Letter 27 – Orbweaver at the offices of What’s That Bug?
Subject: Orbweaver builds web by porch light
Location: Mount Washington, Los Angeles, California
September 5, 2013 2:00 AM
Late every summer, it seems a large female Orbweaver constructs a web near the porch light to take advantage of the insects attracted by the light. Here is our 2013 resident.
Letter 28 – Orbweaver Carnage
Subject: BIG and it took 20 minutes to kill!!!
Location: Las Vegas, NV
November 6, 2012 8:16 pm
This spider was found in a corner above the front door of a house in Las Vegas, NV. It took 20 minutes to kill with pesticide. Didn’t dare kill it with my foot for fear of the ”crunch”. What is it??

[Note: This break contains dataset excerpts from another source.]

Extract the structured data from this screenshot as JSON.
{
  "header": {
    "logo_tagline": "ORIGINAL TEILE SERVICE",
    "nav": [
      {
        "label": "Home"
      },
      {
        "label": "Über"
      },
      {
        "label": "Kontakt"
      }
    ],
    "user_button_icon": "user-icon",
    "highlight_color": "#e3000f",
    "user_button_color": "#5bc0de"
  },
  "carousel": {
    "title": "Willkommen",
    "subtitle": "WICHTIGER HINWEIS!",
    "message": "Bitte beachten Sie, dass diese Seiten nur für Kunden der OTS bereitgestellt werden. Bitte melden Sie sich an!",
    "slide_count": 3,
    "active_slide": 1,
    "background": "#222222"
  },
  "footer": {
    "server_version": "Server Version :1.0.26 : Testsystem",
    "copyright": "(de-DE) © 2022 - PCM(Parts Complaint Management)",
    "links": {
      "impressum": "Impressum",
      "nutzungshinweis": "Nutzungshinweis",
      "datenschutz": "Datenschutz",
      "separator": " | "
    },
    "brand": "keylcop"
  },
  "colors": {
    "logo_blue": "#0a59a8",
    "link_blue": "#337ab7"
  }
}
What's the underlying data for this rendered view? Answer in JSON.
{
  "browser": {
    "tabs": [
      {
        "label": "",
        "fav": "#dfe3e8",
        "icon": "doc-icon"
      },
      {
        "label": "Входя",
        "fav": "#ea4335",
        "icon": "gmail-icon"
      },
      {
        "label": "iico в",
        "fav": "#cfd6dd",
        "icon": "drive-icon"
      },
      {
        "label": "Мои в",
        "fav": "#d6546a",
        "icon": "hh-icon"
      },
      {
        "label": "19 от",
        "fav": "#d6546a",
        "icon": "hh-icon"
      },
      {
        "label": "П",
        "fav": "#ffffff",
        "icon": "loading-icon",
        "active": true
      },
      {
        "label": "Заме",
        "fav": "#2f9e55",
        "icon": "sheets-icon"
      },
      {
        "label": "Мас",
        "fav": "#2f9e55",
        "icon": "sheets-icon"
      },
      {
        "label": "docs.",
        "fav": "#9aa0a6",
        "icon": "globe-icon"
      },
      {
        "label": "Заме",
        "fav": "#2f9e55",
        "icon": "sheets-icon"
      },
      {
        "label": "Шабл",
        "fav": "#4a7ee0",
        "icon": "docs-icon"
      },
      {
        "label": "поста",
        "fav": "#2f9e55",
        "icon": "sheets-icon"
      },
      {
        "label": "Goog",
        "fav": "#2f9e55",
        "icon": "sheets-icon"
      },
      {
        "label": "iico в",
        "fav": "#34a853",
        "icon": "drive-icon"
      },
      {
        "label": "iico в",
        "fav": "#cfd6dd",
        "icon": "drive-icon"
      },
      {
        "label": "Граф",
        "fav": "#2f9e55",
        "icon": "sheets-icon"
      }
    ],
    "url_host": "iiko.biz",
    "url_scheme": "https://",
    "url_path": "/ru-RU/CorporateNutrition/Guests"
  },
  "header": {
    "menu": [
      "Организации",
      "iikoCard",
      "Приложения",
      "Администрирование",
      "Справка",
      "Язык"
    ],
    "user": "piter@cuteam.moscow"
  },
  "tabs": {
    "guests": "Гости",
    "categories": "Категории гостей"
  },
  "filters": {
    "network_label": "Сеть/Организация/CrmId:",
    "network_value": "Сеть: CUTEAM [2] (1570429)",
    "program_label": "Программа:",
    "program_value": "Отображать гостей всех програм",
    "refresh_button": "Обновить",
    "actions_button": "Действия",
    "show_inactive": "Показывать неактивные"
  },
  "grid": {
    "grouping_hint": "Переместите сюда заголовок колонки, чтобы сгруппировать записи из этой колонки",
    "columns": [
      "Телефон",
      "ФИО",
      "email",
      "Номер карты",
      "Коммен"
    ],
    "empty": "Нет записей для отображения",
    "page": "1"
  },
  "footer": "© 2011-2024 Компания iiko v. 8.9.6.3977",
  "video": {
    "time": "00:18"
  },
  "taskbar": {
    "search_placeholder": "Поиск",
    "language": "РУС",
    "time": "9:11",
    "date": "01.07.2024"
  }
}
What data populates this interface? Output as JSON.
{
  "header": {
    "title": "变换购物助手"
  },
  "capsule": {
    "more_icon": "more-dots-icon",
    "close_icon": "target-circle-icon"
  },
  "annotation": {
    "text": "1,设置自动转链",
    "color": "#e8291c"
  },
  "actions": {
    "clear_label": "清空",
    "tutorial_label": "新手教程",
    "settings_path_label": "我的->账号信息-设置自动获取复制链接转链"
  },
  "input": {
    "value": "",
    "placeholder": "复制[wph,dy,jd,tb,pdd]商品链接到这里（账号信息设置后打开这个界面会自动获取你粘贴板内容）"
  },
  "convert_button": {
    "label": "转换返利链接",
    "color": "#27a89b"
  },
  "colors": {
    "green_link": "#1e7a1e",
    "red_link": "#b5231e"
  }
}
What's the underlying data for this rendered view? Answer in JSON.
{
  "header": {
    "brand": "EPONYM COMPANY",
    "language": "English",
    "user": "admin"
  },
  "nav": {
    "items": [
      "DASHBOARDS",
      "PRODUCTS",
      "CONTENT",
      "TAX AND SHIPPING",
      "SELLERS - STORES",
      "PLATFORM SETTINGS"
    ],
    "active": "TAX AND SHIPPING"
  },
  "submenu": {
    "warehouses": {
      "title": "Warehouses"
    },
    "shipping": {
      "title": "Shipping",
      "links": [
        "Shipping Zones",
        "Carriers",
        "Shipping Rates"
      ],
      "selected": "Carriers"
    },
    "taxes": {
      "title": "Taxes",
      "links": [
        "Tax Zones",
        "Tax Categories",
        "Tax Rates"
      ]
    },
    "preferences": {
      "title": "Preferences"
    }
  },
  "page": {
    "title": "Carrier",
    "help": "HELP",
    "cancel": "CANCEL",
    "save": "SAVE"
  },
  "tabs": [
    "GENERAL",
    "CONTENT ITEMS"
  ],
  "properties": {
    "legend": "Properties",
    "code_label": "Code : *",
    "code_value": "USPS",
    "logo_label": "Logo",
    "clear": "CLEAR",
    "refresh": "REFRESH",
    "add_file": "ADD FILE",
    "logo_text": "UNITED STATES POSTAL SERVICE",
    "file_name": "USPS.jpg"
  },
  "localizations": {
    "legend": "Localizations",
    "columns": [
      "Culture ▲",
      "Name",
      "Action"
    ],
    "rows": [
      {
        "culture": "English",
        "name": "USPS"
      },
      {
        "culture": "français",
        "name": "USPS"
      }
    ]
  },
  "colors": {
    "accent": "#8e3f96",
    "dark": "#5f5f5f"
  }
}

Signature: Freaked out Frieda
Dear Freaked out Frieda,
Educating folks that have a history of fear of insects and spiders is a constant uphill battle. This harmless Orbweaver posed no threat to you, your family or your pets, unless you have a fondness for domesticated flies and other invertebrates. We hope you learn a bit of tolerance for the lower beasts that leads to peaceful and respectful cohabitation instead of Unnecessary Carnage.
Letter 29 – Orbweaver eats her mate
What Spider is this
October 27, 2009
This spider eated his mate.
Costa Mesa, CA
We are uncertain what species of Orbweaver you have sent our way. We couldn’t even say for sure if this is an Araneus. Perhaps one of our readers can tell. Your photos are amazing. It isn’t unusual for female spiders to eat their mates.
Letter 30 – Orbweaver and Prey
Subject: Marbled Orb Weaver and Wasp Lunch
Location: Toronto, Ontario, Canada
August 17, 2014 9:00 am
Caught this beautiful girl preparing lunch in a Toronto, Ontario park the other day. I’m guessing that she is an Araneus diadematus. I don’t know who lunch was.
Signature: Vanessa – Photographer and friend of all spiders
Dear Vanessa – Photographer and friend of all spiders,
This certainly is an Orbweaver, and the prey might be a Sand Wasp. We believe you have correctly identified the scientific name of this Orbweaver, Araneus diadematus, however the common name is Cross Spider or European Orbweaver, not Marbled Orbweaver. See BugGuide for other images of Cross Spiders. See BugGuide for some examples of Sand Wasps.